Regarding the usage of data, this team mostly worked with passenger data from airlines and airports. The passengers flux dataset was a key resource for this solution, which tracks passenger movements within gate areas. By processing these historical datasets, it was possible to forecast the wait times for certain flights. In particular, this team worked on training a linear regression machine learning model in order to predict wait times for passengers before their arrival at the departure airport. In addition, they combined this prediction with an indoor positioning system, developing a proof-of-concept application that covers all trip phases from home to destination, all embedded in a mobile app.
This concept was also built around the idea of alleviating the stress of travel. In response, InnovATM opted to to make an API to provide a zen indicator, which included information about map positioning, estimates at bottlenecks and potential itineraries and activites at the assigned gate after arrival. First, they calculated the boarding time based on actual flights. Afterwards, they trained a model of all bottlenecks, dynamically updated with live traffic situation and passenger travel habits. Finally, they generated the path to the gate according to the passenger, computing the zen index based on remaining free time available after passenger arrival at the gate.
Using available data, InnovATM mostly focused on the pax movements dataset to group events according to a specific action (e.g. security check, boarding gate, etc.), and measure the time spent on each of these actions.
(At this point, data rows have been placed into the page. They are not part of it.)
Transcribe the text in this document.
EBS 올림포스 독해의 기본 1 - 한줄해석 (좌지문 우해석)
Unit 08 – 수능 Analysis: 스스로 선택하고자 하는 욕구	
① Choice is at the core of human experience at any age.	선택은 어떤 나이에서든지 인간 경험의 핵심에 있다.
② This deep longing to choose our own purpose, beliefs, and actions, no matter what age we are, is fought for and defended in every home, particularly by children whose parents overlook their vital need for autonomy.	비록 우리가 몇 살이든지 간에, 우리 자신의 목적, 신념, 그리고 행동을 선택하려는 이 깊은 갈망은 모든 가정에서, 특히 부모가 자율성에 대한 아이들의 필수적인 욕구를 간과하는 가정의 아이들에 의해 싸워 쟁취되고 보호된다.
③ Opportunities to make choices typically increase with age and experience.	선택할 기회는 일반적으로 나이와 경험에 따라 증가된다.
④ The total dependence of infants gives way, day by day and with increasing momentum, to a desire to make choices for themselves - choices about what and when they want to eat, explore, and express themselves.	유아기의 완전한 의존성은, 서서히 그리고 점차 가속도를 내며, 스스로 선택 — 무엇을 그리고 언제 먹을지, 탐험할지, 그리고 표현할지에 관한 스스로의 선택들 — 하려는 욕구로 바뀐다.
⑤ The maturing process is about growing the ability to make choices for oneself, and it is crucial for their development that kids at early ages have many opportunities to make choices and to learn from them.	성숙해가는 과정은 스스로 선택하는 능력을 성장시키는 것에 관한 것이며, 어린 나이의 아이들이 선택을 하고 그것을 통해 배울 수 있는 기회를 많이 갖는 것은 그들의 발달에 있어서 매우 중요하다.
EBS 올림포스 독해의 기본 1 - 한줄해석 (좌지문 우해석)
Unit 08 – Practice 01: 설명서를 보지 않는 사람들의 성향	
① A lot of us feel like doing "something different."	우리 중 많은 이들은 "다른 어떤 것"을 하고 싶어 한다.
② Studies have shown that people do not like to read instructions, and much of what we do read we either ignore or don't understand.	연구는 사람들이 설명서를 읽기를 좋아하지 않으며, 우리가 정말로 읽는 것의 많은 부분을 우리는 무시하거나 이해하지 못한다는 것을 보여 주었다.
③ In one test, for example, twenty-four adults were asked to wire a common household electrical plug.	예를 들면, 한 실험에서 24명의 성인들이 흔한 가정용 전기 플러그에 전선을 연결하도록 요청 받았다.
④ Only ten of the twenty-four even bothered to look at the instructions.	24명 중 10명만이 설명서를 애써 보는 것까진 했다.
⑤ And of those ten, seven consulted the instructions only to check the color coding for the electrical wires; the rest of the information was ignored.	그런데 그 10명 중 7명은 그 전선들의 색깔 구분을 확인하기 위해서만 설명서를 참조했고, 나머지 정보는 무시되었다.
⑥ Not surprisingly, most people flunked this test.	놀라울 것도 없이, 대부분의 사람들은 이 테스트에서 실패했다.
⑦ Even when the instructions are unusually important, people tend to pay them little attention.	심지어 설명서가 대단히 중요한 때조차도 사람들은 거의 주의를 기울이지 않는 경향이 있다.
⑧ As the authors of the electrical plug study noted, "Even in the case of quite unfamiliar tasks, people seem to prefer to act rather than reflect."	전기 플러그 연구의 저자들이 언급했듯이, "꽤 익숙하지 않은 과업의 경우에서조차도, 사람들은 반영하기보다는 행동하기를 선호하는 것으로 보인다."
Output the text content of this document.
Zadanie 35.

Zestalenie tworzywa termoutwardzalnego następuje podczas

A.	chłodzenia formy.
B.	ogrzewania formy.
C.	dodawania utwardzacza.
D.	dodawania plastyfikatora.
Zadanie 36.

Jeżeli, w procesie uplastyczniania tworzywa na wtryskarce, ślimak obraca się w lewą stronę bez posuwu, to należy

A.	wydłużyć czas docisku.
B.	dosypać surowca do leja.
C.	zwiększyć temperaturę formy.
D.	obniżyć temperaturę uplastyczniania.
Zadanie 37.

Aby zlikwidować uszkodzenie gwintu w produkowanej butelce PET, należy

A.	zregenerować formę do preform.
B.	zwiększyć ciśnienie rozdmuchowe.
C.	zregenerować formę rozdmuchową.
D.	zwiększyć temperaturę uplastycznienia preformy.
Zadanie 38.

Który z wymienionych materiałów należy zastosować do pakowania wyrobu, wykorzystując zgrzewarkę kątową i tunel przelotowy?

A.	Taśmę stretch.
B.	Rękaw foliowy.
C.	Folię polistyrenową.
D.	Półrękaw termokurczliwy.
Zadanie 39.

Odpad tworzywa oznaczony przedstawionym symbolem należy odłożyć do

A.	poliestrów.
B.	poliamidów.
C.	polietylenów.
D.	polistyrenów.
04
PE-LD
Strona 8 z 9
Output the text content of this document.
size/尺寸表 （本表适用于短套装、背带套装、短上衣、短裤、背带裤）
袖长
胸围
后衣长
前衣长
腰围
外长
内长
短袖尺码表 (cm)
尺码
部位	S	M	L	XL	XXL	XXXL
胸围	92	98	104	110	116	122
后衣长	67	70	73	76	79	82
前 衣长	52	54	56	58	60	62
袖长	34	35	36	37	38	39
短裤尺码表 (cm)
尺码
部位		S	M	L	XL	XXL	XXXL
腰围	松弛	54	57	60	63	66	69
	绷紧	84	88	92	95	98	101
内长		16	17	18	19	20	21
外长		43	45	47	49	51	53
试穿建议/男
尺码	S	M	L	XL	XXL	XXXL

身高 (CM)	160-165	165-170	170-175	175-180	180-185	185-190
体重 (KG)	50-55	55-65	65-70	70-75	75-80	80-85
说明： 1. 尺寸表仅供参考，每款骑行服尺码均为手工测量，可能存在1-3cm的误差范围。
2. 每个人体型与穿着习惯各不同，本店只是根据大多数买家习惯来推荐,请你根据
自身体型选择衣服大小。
By subtracting boarding time and estimated arrival to gate time, they were able to calculate available free time, assigning a tag representing the passenger zen index. They then created web-based applications in order to exemplify the information provided by the developed API, representing expected waiting times between different terminal check-point areas.
This team focused on provisioning a risk indicator of flight delay or cancellation due to extreme weather in advance. The developed a tool that compared 4D flight trajectories with forecasted adverse weather events to measure the delay risk. These weather estimations were then provided 3 days in advance. The goal was to improve passenger experience while also providing this information to airlines, NM, ANSPs and airports, helping them to plan their operations better.
At a glance, their objective was quite challenging considering the data available; nevertheless, its applicability in the aviation industry definitely has the potential to have a very strong impact. The main obstacle to this objective is trustworthy weather forecasting, with accurate information on weather needed 3 days in advance. SoftLab developed a descriptive tool to visualize how flight trajectories are affected by adverse weather grid layers. The risk was aggregated into high, medium and low categories, based on the patterns learnt by the tool.